By the time you read this, the largest oak in my neighborhood will be history. It stood for more than 100 years on the hill just down from E.H. Crump's former home on Peabody Avenue. The tree was visible from Cooper Street, more than two blocks away, where its mighty crown could be seen rising over the Midtown area hardest hit by last year's windstorm.
Fortunately, the oak was so big and healthy that it withstood the windstorm. Unfortunately for the oak, the lot was sold to local developer Ben Duke. Then the going got weird.
The corner lot is on the dividing line between two neighborhoods on the National Historic Register: Central Gardens and Idlewild. Two modest brick homes occupied the lot. They were torn down by a giant bulldozer over the course of two or three days, as children walked past on their way to Idlewild Elementary. Next, a dozen mature trees were demolished. Bewildered neighbors gathered on nearby Courtland Avenue, asking each other what was going on. No signs were posted to inform the public of the demolition.
In fact, the only nearby signs were one for the Idlewild National Historic District and a plaque describing Boss Crump's life and property. According to Central Gardens Neighborhood Association president Sharon Birch, the mighty tree that stood between these signs "fell through the cracks." It took plenty of effort by the bulldozer to make it fall, and a last-ditch attempt to save it turned out to be too little, too late.
In fact, some residents said the tree demolition was necessary for saving a historic home.

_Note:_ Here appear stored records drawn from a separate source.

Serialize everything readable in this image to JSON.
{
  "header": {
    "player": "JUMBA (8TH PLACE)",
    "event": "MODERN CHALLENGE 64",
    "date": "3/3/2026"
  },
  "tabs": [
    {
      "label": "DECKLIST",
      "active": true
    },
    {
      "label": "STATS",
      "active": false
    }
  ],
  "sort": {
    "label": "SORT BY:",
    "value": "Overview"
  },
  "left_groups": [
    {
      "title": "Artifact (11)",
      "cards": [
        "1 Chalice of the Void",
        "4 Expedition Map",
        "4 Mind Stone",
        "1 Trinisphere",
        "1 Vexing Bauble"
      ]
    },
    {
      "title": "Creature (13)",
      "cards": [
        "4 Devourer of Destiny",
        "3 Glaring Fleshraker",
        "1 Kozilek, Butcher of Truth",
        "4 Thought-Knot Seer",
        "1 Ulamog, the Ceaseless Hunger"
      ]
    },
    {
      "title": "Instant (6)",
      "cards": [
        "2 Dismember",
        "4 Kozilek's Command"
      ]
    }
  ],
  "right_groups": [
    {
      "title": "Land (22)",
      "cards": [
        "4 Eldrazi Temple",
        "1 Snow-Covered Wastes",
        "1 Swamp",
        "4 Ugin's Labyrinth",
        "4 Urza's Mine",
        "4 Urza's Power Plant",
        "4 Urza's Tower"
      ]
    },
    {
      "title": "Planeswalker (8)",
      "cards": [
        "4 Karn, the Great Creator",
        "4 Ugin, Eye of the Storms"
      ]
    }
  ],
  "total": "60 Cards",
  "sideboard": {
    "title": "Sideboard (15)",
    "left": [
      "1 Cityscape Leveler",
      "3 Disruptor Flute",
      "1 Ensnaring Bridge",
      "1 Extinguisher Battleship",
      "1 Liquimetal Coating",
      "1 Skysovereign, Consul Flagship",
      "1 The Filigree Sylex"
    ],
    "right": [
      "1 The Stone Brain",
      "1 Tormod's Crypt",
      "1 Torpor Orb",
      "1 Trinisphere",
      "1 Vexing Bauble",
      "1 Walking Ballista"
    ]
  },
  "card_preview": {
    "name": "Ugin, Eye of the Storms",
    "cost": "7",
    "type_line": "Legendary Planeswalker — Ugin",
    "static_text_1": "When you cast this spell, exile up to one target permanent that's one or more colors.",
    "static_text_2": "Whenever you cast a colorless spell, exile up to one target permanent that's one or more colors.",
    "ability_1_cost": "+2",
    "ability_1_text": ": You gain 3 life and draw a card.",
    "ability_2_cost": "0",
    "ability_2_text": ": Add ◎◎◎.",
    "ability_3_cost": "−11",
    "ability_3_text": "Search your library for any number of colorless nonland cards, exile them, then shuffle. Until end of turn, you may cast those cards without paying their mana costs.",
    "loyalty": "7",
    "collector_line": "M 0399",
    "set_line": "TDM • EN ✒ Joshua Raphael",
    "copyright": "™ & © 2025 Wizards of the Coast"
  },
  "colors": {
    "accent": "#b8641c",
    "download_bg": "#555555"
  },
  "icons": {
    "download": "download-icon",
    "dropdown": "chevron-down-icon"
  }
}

"This is a remarkable victory for the neighborhood," Birch says. The Central Gardens Neighborhood Association Web site touts the "dedicated preservationists" who are "proud to live on our tree-lined streets." Birch is proud that the lot being cleared will be the new resting place for another historic home that is to be moved from its current address next to Grace-St. Luke's Episcopal Church. Originally slated for demolition, the vacant house has been given to the developer by the church. The plan is to truck the brick, stone, and stained-glass building down Peabody Avenue and set it up beside the Crump house. The rest of the lot will then be subdivided so that a total of three homes will stand where before there were two.
"It's my opinion that this is a good in-fill development," says Birch. "We've been working on this for six months. It's so exciting!" When asked if she had shared her excitement with her counterparts at the Idlewild Neighborhood Association, Birch said she had not. When asked why the usual signage was not posted so that perhaps the two neighborhoods could have worked together to save both the tree and the "irreplaceable" house, Birch said no signs were required. The lot was originally intended for three homes, so, technically, the developer is not subdividing anything.
But how in the world was anyone supposed to know that a lot containing two houses was originally intended for three? The lot certainly appeared to be a two-house parcel.
"There was no way of knowing," says Rick Copeland of the city's Planning and Development Office. "Not unless you came downtown and looked at the plat on the map. We uphold the letter of the law."
Nancy Jane Baker of the Landmarks Commission agreed: The developer was not required to post a notice of planned development, as he had done on a nearby smaller lot that he recently subdivided.
Throughout the day, as the demolition crew prepared to fell the Boss Crump oak, phone calls to the developer went unreturned. Mary Baker of the Office of Planning and Development was confused. "I don't know why they [the Central Gardens Neighborhood Association] didn't notify anyone at the Idlewild Neighborhood Association. They should have contacted them. It was an oversight." She explained that an ordinance requiring builders to plant replacement trees would not apply in this case either, since the lot is smaller than the two-acre requirement for such action.
The Landmarks Commission did send out written notification to five addresses on Linden and Courtland streets. These addresses included several homes that were in the process of being sold. This reporter could find no one in the neighborhood who was notified.
Copeland says the city is currently rewriting codes and ordinances that may someday prevent such a thing from happening. "But it will take up to two years. Come to our future meetings and give us your input," he told me.
After the bulldozer pushed the giant oak to the ground, Scott Banbury, a local woodworker who salvages and mills fallen city trees, arrived at the scene. Banbury said the oak was very healthy, with no signs of rot, parasites, or fungus. "This would never have happened on the West Coast," he explained, citing protective tree ordinances there.
Demolition day in Central Gardens/Idlewild ended with the huge oak lying stretched across the scraped ground as the first drops of rain in more than a month sprinkled its dead body like so many futile tears.